Visibility Fringe Reduction Due to Noise-Induced Effects: Microscopic Approach to Interference Experiments

TL;DR

This paper investigates how noise-induced decoherence affects interference patterns in matter wave experiments with large molecules, analyzing visibility fringe reduction and timescales for decoherence effects.

Contribution

It introduces a microscopic approach to model decoherence effects in interference experiments and applies it to experimental data involving fullerenes and cold neutrons.

Findings

Decoherence significantly reduces fringe visibility in large molecule interference.

The timescale for decoherence depends on environmental interactions and object mass.

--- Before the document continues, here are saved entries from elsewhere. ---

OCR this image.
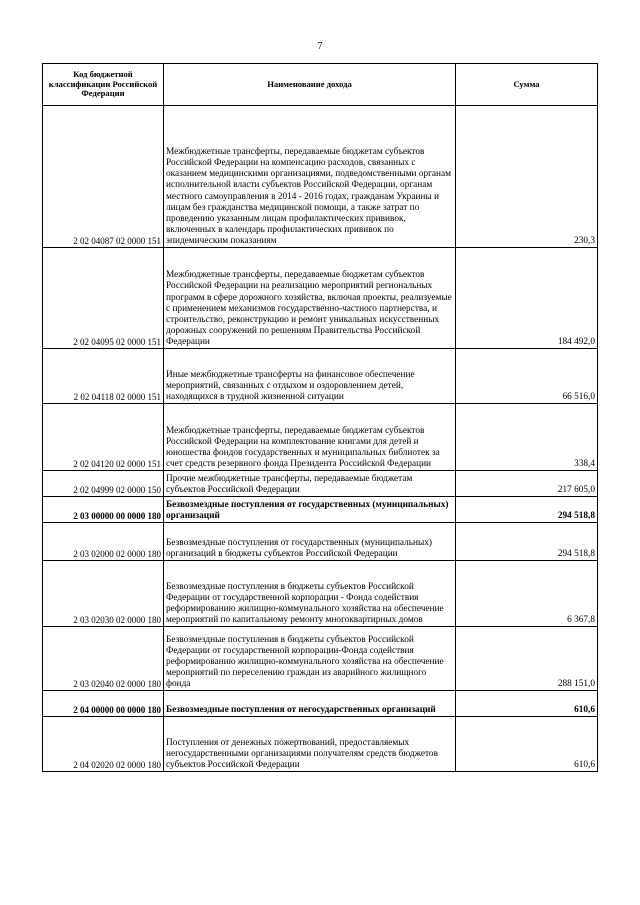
7
Код бюджетной классификации Российской Федерации	Наименование дохода	Сумма
2 02 04087 02 0000 151	Межбюджетные трансферты, передаваемые бюджетам субъектов Российской Федерации на компенсацию расходов, связанных с оказанием медицинскими организациями, подведомственными органам исполнительной власти субъектов Российской Федерации, органам местного самоуправления в 2014 - 2016 годах, гражданам Украины и лицам без гражданства медицинской помощи, а также затрат по проведению указанным лицам профилактических прививок, включенных в календарь профилактических прививок по эпидемическим показаниям	230,3
2 02 04095 02 0000 151	Межбюджетные трансферты, передаваемые бюджетам субъектов Российской Федерации на реализацию мероприятий региональных программ в сфере дорожного хозяйства, включая проекты, реализуемые с применением механизмов государственно-частного партнерства, и строительство, реконструкцию и ремонт уникальных искусственных дорожных сооружений по решениям Правительства Российской Федерации	184 492,0
2 02 04118 02 0000 151	Иные межбюджетные трансферты на финансовое обеспечение мероприятий, связанных с отдыхом и оздоровлением детей, находящихся в трудной жизненной ситуации	66 516,0
2 02 04120 02 0000 151	Межбюджетные трансферты, передаваемые бюджетам субъектов Российской Федерации на комплектование книгами для детей и юношества фондов государственных и муниципальных библиотек за счет средств резервного фонда Президента Российской Федерации	338,4
2 02 04999 02 0000 150	Прочие межбюджетные трансферты, передаваемые бюджетам субъектов Российской Федерации	217 605,0
2 03 00000 00 0000 180	Безвозмездные поступления от государственных (муниципальных) организаций	294 518,8
2 03 02000 02 0000 180	Безвозмездные поступления от государственных (муниципальных) организаций в бюджеты субъектов Российской Федерации	294 518,8
2 03 02030 02 0000 180	Безвозмездные поступления в бюджеты субъектов Российской Федерации от государственной корпорации - Фонда содействия реформированию жилищно-коммунального хозяйства на обеспечение мероприятий по капитальному ремонту многоквартирных домов	6 367,8
2 03 02040 02 0000 180	Безвозмездные поступления в бюджеты субъектов Российской Федерации от государственной корпорации-Фонда содействия реформированию жилищно-коммунального хозяйства на обеспечение мероприятий по переселению граждан из аварийного жилищного фонда	288 151,0
2 04 00000 00 0000 180	Безвозмездные поступления от негосударственных организаций	610,6
2 04 02020 02 0000 180	Поступления от денежных пожертвований, предоставляемых негосударственными организациями получателям средств бюджетов субъектов Российской Федерации	610,6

The model aligns well with experimental observations for fullerenes and neutrons.

Abstract

Decoherence is the main process behind the quantum to classical transition. It is a purely quantum mechanical effect by which the system looses its ability to exhibit coherent behavior. The recent experimental observation of diffraction and interference patterns for large molecules raises some interesting questions. In this context, we identify possible agents of decoherence to take into account when modeling these experiments and study theirs visible (or not) effects on the interference pattern. Thereby, we present an analysis of matter wave interferometry in the presence of a dynamic quantum environment and study how much the visibility fringe is reduced and in which timescale the decoherence effects destroy the interference of massive objects. Finally, we apply our results to the experimental data reported on fullerenes and cold neutrons.